Created 03-06-2018 06:10 AM
@Sharmadha Sainath , Thanks for your quick response,
I need to maintain additional metadata for those hive_table, This information is given by Business, This is Business metadata information is like Data custodian, Data owner & PI Information etc ...These attributes are not available in TYPE :hive_table in Atlas, So i want to create a new attributes TYPE :hive_table and Need to move these information in new attributes
Created 03-06-2018 06:55 AM
For this requirement , please look at Classification. You can create a classification/tag with attributes. For example , create a tag named PI with required attributes like expiry date etc., and associate it to the hive_table entity.
The attributes like columns , comments , aliases ,comment,createTime,db etc., are specific to Hive model. Information like Data custodian, Data owner & PI Information are not available in Hive. So it is not advisable to add such attributes to Hive model in Atlas. But,you may very well classify data based on tags - which is the recommended way.
Once the table is associated to tag , you can query for the tag using search APIs , and it would list all the entities associated to the tag.
For example ,
1. Create a tag named PI with attribute expiry date of type date.
2. Associate the tag PI to the hive_table entity with date value for expiry date.
3.Now you can query for the tag PI with the particular expiry date.
Please let me know if you need some more information on this.
Created 03-06-2018 08:02 AM
@Sharmadha Sainath
Tags creation we have to do manually in UI , Every day i will get the updated metadata, So cannot modify TAGS on everyday , If some attributes are exists , Then i will make job with CURL Command to override on daily basis with updated data ,
Can we create a TAG's in back end ?
Created 03-06-2018 12:50 PM
yes , POST the JSON body attached in the file to
http://localhost:21000/api/atlas/v2/types/typedefs?type=classification
In the tag definition , name is the name of the tag , and attributeDefs is an JSON array of attribute definitions. I have added expiry_date attribute of type date in the example.
Once the tag is created , the tag can be associated to the hive_table entity by POSTing the attached tag-association.txt to
http://localhost:21000/api/atlas/v2/entity/bulk/classification
in tag-association.txt , "name" is the name of tag . attribute values can be provided in "attributes". entityGuids is the list of all the GUIDs of entity the tag should be associated to. In this array , you can provide the hive_table GUID.
Created 03-07-2018 08:02 AM
Can u please tell me the easy way to execute JSON script from edge node ?

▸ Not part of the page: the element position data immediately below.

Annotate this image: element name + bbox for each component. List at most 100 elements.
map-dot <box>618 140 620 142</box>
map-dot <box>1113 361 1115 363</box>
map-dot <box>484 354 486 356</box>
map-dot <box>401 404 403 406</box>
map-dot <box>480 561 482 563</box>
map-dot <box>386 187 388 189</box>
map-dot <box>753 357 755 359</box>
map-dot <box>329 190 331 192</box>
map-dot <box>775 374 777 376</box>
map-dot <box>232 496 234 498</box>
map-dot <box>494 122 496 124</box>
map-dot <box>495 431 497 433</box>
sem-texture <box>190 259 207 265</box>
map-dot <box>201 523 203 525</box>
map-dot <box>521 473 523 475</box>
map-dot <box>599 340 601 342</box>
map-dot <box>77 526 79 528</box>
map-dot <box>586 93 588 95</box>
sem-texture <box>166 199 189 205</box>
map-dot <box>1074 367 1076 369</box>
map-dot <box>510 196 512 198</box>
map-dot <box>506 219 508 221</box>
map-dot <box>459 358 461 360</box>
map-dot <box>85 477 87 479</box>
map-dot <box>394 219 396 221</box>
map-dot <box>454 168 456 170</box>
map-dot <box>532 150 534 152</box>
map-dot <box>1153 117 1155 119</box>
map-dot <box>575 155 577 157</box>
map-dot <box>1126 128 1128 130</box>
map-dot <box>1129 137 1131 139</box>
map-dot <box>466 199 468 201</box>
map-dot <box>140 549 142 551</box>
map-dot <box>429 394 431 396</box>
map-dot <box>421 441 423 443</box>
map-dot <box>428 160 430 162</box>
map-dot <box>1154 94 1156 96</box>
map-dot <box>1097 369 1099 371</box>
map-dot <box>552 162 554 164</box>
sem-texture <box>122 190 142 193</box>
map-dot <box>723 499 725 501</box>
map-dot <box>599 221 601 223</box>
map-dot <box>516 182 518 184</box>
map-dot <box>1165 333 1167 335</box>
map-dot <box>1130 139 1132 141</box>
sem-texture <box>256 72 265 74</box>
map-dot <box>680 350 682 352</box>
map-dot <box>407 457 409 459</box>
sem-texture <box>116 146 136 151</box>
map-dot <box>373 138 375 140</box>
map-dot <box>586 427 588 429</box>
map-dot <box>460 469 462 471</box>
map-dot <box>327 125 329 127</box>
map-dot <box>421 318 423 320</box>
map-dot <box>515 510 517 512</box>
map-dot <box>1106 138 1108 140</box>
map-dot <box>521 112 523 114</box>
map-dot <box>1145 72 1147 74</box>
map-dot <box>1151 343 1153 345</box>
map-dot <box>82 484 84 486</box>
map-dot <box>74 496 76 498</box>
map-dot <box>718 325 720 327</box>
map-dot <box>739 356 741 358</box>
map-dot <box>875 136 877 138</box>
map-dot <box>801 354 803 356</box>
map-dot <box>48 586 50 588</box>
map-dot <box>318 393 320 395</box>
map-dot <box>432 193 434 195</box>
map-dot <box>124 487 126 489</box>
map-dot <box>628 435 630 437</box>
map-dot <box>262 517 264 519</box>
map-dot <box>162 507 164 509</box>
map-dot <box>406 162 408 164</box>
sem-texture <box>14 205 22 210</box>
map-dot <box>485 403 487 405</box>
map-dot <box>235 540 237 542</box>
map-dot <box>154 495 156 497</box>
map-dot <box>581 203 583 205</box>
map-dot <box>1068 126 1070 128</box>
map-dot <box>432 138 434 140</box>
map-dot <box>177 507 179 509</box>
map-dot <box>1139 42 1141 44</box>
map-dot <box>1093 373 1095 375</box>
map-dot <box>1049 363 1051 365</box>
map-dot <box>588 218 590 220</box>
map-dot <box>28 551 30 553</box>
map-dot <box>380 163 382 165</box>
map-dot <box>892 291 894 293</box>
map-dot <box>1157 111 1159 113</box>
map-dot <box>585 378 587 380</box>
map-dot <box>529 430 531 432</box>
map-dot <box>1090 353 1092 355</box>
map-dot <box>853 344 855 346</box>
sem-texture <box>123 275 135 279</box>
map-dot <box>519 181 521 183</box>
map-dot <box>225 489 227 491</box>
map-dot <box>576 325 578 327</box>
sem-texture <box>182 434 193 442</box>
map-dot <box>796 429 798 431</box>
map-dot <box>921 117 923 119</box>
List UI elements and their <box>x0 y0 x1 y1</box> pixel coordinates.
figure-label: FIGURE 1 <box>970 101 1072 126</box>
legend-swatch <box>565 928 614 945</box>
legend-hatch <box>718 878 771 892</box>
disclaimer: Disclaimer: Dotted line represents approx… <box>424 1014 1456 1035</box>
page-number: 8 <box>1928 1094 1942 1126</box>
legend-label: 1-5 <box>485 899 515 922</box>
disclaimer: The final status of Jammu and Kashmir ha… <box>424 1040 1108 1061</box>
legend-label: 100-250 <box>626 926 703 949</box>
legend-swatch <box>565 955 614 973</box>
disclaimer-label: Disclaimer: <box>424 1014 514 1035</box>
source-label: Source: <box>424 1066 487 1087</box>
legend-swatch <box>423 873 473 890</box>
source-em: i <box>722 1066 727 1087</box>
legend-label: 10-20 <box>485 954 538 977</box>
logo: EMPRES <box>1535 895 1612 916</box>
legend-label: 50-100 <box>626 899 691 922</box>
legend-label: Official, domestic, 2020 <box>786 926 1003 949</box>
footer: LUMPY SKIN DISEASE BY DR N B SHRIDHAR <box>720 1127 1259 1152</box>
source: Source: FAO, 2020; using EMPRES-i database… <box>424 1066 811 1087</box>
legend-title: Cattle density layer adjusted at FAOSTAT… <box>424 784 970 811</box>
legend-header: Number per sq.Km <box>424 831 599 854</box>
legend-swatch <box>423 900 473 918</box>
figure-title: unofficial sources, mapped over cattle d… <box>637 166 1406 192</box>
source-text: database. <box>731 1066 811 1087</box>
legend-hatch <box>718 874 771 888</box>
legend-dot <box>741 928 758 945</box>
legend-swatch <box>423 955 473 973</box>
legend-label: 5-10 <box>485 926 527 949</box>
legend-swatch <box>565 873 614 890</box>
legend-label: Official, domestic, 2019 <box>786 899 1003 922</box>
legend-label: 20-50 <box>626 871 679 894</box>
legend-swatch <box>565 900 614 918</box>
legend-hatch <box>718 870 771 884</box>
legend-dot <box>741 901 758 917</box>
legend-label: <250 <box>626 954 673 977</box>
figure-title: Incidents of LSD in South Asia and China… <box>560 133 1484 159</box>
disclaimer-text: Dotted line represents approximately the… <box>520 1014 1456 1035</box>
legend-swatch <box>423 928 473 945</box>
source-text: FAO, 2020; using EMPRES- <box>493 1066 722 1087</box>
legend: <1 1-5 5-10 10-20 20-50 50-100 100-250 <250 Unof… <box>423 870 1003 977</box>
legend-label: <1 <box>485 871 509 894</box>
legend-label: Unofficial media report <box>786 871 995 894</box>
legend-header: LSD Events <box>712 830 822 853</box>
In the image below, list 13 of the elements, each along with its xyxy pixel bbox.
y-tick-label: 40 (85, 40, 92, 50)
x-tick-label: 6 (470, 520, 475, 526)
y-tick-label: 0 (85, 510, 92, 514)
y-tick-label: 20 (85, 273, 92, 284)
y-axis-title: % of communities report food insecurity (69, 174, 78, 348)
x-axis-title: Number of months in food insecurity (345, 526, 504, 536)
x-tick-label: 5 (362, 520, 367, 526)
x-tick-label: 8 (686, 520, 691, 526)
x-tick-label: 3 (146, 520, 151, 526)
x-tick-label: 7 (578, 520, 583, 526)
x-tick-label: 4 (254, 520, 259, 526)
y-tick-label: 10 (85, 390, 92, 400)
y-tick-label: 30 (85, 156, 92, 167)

I tried with below CURL Command ,
curl -vX POST -u admin:admin http://Localhost:2100/api/atlas/v2/types/entitydef/name/hive_table.json -d user/testplace.json --header "Content-Type: application/json"
showing below error :
< HTTP/1.1 100 Continue < HTTP/1.1 500 Internal Server Error < Set-Cookie: ATLASSESSIONID=1m6u83lz9dwylwfy2b702hfj9;Path=/;HttpOnly < Expires: Thu, 01 Jan 1970 00:00:00 GMT < X-Frame-Options: DENY < Content-Type: text/plain < Transfer-Encoding: chunked < Server: Jetty(8.1.19.v20160209) * HTTP error before end of send, stop sending
Please help me to execute json script from edge node ?
Thanks in advance...!!!
Created 03-07-2018 08:35 AM
1. Please use correct port . By default , Atlas in non-SSL environment is configured to use 21000.
2. curl requires "@" for providing files. Example : -d @user/testplace.json
3. To update type , "PUT" (not POST. To create types use POST, to update types use "PUT") the JSON to
http://atlashost:21000/api/atlas/v2/types/typedefs
4. As already mentioned , classification/tag best suits your requirement. Its highly recommended to use tags instead of updating types.